I asked OpenAI’s ChatGPT some technical questions about Australian drug laws, li...

Spivak · on Feb 13, 2023

Y’all are using this tool very wrong and in a way that none of the AI integrated search engines will. You assume the AI doesn’t know anything about the query, provide it the knowledge from the search index and ask it to synthesize it.

That seed data is where the citations come from.

skissane · on Feb 13, 2023

There’s still the risk that if the search results it is given don’t contain the answer to the exact question you asked it, that it will hallucinate the answer.

Spivak · on Feb 13, 2023

10,000% true which is why AI can't replace a search engine, only compliment it. If you can't surface the documents that contain the answer then you'll only get garbage.

skissane · on Feb 13, 2023

Maybe we need an algorithm like this:

1. Search databases for documents relevant to query

2. Hand them to AI#1 which generates an answer based on the text of those documents and its background knowledge

3. Give both documents and answer to AI#2 which evaluates whether documents support answer

4. If “yes”, return answer to user. If “no”, go back to step 2 and try again

Each AI would be trained appropriately to perform its specialised task

vidarh · on Feb 14, 2023

A GAN approach to penalising a generator for generating something that is not supported by it's available data would be interesting (and I'm sure some have tried it already, I'm not following the field closely), but for many subjects creating training sets would be immensely hard (for some subjects you certainly could produce large synthetic training sets)

batch12 · on Feb 14, 2023

I've been working on something like this for fun. I know its not grownbreakimg, but it's an interesting problem.

timdavila · on Feb 13, 2023

You're holding it wrong!

Spivak · on Feb 13, 2023

Look I know that "user is holding it wrong" is a meme but this is a case where it's true. The fact that LLMs contain any factual knowledge is a side-effect. While it's fun to play with and see what it "knows" (and can actually be useful as a weird kind of search engine if you keep in mind it will just make stuff up) you don't build an AI search engine by just letting users query the model directly and call it a day.
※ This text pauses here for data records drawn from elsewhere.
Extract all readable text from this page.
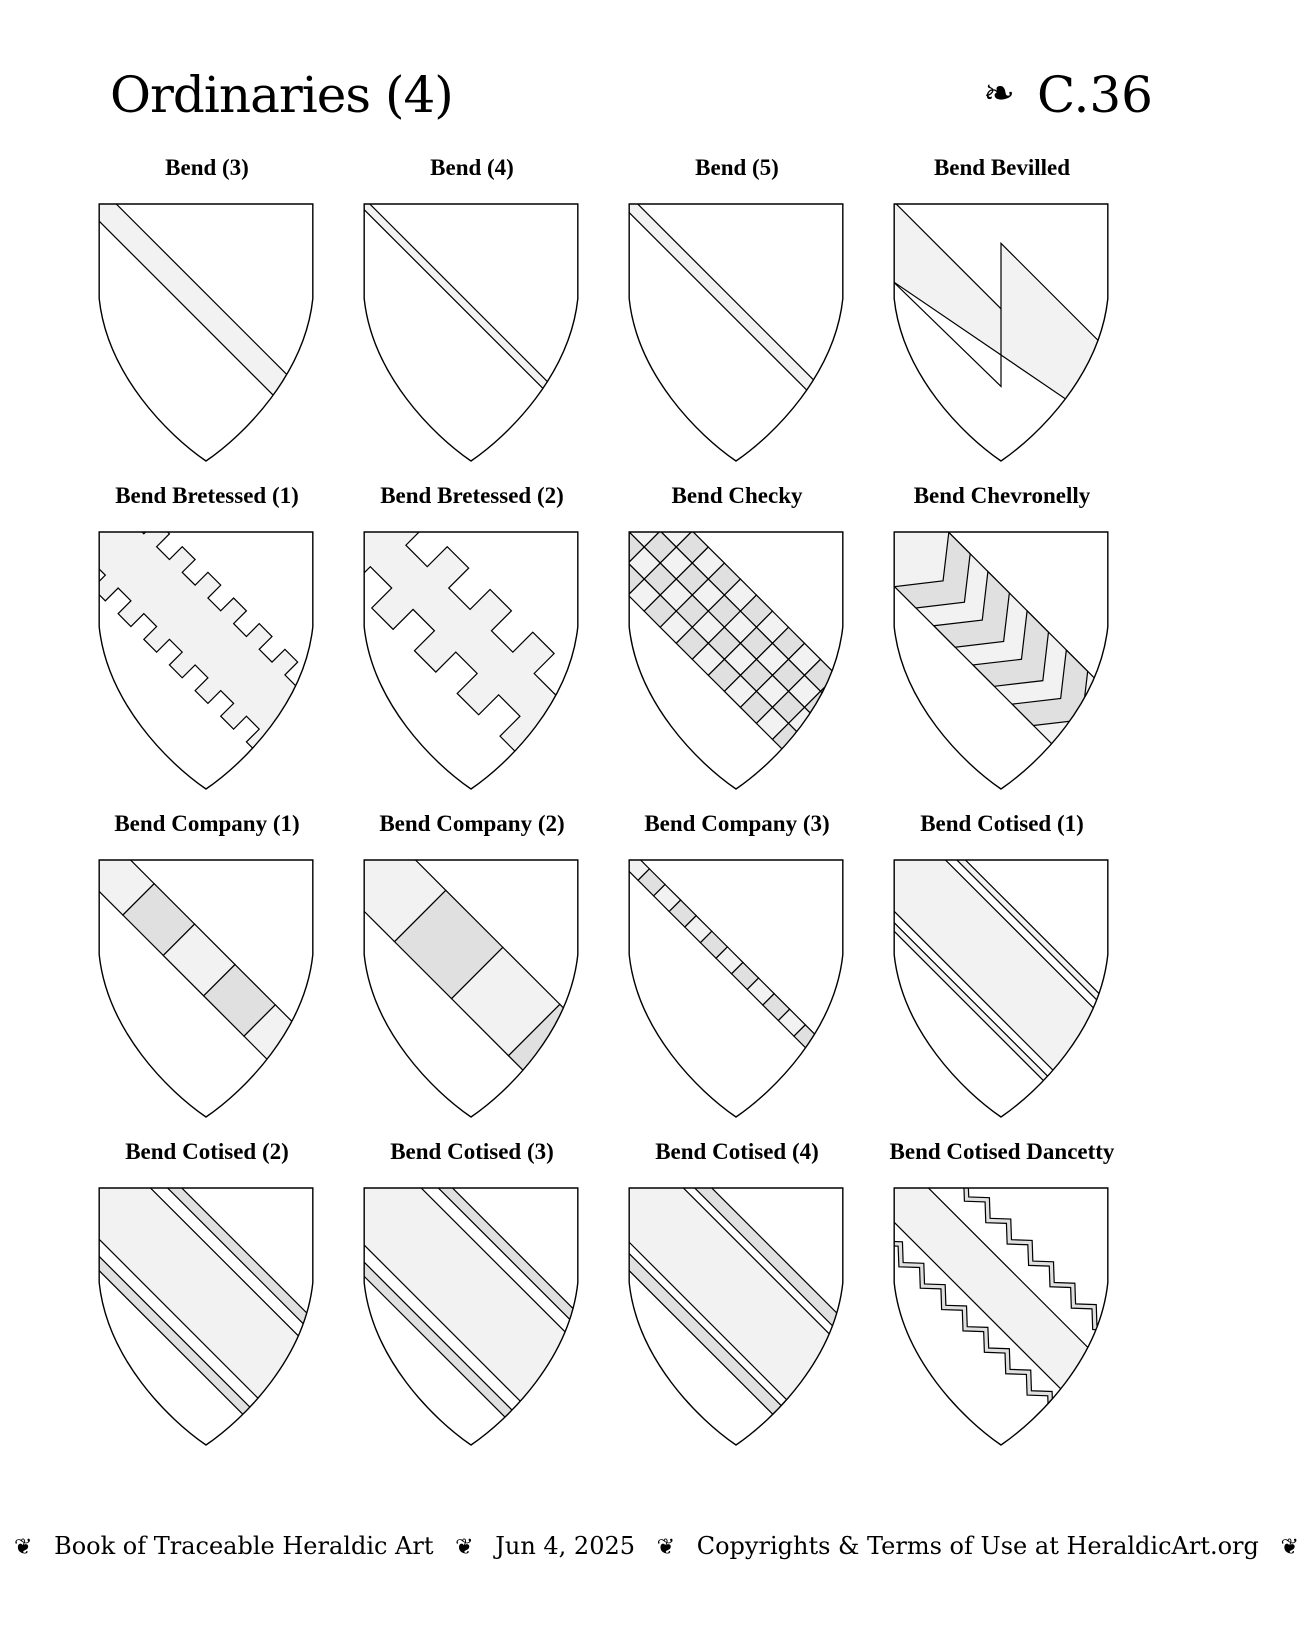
Ordinaries (4)	❧ C.36
Bend (3)	Bend (4)	Bend (5)	Bend Bevilled
Bend Bretessed (1)	Bend Bretessed (2)	Bend Checky	Bend Chevronelly
Bend Company (1)	Bend Company (2)	Bend Company (3)	Bend Cotised (1)
Bend Cotised (2)	Bend Cotised (3)	Bend Cotised (4)	Bend Cotised Dancetty
❦ Book of Traceable Heraldic Art ❦ Jun 4, 2025 ❦ Copyrights & Terms of Use at HeraldicArt.org ❦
You shove the most relevant results form your search index into the model as context and then ask it to answer questions from only the provided context.

Can you actually guarantee the model won't make stuff up even with that? Hell no but you'll do a lot better. And the game now becomes figuring out better context and validating that the response can be traced back to the source material.

stdgy · on Feb 13, 2023

The examples in the article seem to be making the point that even when the AI cites the correct context (ie: financial reports) it still produces completely hallucinated information.

So even if you were to white-list the context to train the engine against, it would still make up information because that's just what LLMs do. They make stuff up to fit certain patterns.

williamcotton · on Feb 13, 2023

That’s not correct. You don’t need to take my word for it. Go grab some complete baseball box scores and you can see that ChatGPT will reliably translate them into an entertaining English paragraph -length outline of the game.

This ability to translate is experimentally shown to be bound to the size of the LLM but it can reliably not synthesize information for lower complexity analytic prompts.

joe_the_user · on Feb 14, 2023

You don't build an AI search engine by just letting users query the model directly and call it a day.

Have you ever built an AI search engine? Neither have Google or MS yet. No one knows yet what the final search engine will be like.

However, we have every indication that all of the localization and extra training are fairly "thin" things like prompt engineering and maybe a script filtering things.

And given that despite ChatGPT's great popularity, the application is a monolithic text prediction machine and so it's hard to see what else could be done.

nl · on Feb 14, 2023

Who is this "you" you speak of when you say "you don't build an AI search engine by just letting users query the model directly and call it a day."

Because Microsoft might not have exactly done that, but it isn't far off it.